'How available will legalized pot be to my kid in Yakima?'

YAKIMA, Wash. -- About 500 people packed into the Convention Center to get some face time with the Liquor Control Board.

Many had strong opinions about legalized marijuana in Washington.

'My goodness gracious we can do this. Tell me that people didn't come up with all these arguments during the prohibition," Joe Dennis said.

"Concerns that you may have on the West side are different than those of ours on the East side," Andi Ervin said.

Officials from the LCB held the unique open forum to get feedback from the public on the implementation of I-502. The historical imitative passed, however pot will be regulated is still to be determined.

"Were interested in hearing what the public has to say and that will help up formulate our rules," said LCB Chair, Sharon Foster.

One by one people took to the microphone.
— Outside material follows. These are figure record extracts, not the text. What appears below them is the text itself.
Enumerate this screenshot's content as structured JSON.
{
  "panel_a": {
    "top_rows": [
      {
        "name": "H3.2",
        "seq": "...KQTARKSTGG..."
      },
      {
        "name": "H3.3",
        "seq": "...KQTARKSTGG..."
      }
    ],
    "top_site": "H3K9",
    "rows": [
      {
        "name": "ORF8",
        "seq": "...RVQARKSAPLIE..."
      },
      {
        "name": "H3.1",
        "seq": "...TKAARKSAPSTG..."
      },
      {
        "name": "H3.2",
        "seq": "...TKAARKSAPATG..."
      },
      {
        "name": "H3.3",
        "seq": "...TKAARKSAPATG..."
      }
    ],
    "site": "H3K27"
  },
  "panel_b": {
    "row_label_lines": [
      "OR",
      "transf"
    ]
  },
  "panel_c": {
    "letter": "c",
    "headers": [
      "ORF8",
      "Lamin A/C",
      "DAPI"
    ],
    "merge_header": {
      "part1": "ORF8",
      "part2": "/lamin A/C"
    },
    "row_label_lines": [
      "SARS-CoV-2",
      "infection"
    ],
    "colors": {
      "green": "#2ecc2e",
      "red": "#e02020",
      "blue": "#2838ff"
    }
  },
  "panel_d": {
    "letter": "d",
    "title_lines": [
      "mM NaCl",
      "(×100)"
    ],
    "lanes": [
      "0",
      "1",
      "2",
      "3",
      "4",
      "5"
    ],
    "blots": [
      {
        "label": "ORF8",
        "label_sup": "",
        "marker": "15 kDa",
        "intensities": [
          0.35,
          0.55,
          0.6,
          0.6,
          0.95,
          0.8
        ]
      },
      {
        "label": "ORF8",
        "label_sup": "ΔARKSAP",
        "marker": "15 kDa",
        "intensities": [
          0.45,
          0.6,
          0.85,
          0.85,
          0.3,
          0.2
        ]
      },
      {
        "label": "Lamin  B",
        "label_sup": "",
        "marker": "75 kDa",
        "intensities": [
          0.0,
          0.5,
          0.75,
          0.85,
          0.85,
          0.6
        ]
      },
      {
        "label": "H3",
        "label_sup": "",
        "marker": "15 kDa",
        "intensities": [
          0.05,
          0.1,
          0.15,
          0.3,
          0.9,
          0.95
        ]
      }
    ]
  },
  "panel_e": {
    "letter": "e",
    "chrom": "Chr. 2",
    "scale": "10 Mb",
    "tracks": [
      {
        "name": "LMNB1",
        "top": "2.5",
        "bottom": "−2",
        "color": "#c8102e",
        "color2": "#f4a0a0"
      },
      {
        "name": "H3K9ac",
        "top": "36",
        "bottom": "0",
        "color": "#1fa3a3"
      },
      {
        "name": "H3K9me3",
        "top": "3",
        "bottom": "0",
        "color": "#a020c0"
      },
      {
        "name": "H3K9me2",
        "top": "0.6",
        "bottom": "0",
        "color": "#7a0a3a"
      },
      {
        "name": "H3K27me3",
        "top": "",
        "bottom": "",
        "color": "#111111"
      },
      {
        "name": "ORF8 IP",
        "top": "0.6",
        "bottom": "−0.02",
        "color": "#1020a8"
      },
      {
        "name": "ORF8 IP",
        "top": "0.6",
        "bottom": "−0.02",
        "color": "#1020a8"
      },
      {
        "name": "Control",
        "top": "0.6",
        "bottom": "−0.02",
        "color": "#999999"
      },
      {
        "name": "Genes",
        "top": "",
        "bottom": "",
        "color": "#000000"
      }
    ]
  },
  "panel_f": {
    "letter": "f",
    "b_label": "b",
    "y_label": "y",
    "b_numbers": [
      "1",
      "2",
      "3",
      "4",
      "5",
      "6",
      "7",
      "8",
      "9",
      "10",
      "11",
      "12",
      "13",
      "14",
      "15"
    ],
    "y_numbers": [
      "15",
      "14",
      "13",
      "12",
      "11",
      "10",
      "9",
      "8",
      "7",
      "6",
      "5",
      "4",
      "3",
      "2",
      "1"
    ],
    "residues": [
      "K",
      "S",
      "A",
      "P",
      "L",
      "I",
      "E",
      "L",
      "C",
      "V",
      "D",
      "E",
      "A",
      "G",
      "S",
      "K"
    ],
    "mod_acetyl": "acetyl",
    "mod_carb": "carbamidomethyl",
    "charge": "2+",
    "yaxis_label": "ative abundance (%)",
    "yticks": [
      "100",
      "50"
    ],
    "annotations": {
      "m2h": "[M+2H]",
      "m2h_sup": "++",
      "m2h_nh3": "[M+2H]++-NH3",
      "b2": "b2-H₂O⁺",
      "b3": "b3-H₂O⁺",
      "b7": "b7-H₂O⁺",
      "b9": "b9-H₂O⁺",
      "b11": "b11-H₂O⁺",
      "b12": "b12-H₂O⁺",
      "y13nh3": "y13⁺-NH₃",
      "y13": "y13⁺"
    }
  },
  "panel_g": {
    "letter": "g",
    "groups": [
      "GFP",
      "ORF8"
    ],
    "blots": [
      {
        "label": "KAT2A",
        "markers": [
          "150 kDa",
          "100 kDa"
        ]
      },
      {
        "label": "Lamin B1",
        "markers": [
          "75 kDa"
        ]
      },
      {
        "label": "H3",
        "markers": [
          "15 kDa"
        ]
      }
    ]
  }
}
The biggest concern: how accessible marijuana will become to people under 21.

"Come on board and lets all work together to protect the youth in our communities," Peggy Gutierrez said.

Andi is a mother of four who drove four hours from home to attend the meeting. She says since the state privatized liquor, teens can steal it right off the shelf in their liquor store. She's worried the same will happen with pot.

"If we do not do our due diligence to secure the growth of marijuana will be no different. We will surely see increased possession of this drug by our youth through theft," Andi said.

Joe is a Prosser father who struggles to walk. He says medical marijuana is the only thing that helps his pain.

"I think that we can do this responsibly. I think we can do it intelligently. I think we can do it in a way that everyone will benefit," Joe said.

Of course, how and where it's grown was also a hot topic in an area saturated with agriculture.

"'Marijuana grows in addition need to be secured differently than wine grapes or hops. Those do not cause intoxication directly off the vine," Andi said.

Like it or not, legalized marijuana is here... and the wave of mixed reactions is starting to light up.

The law requires all the rules to be finalized by this December. The state panel is recommending enacting a 25 percent excise tax...with some profits going to school construction.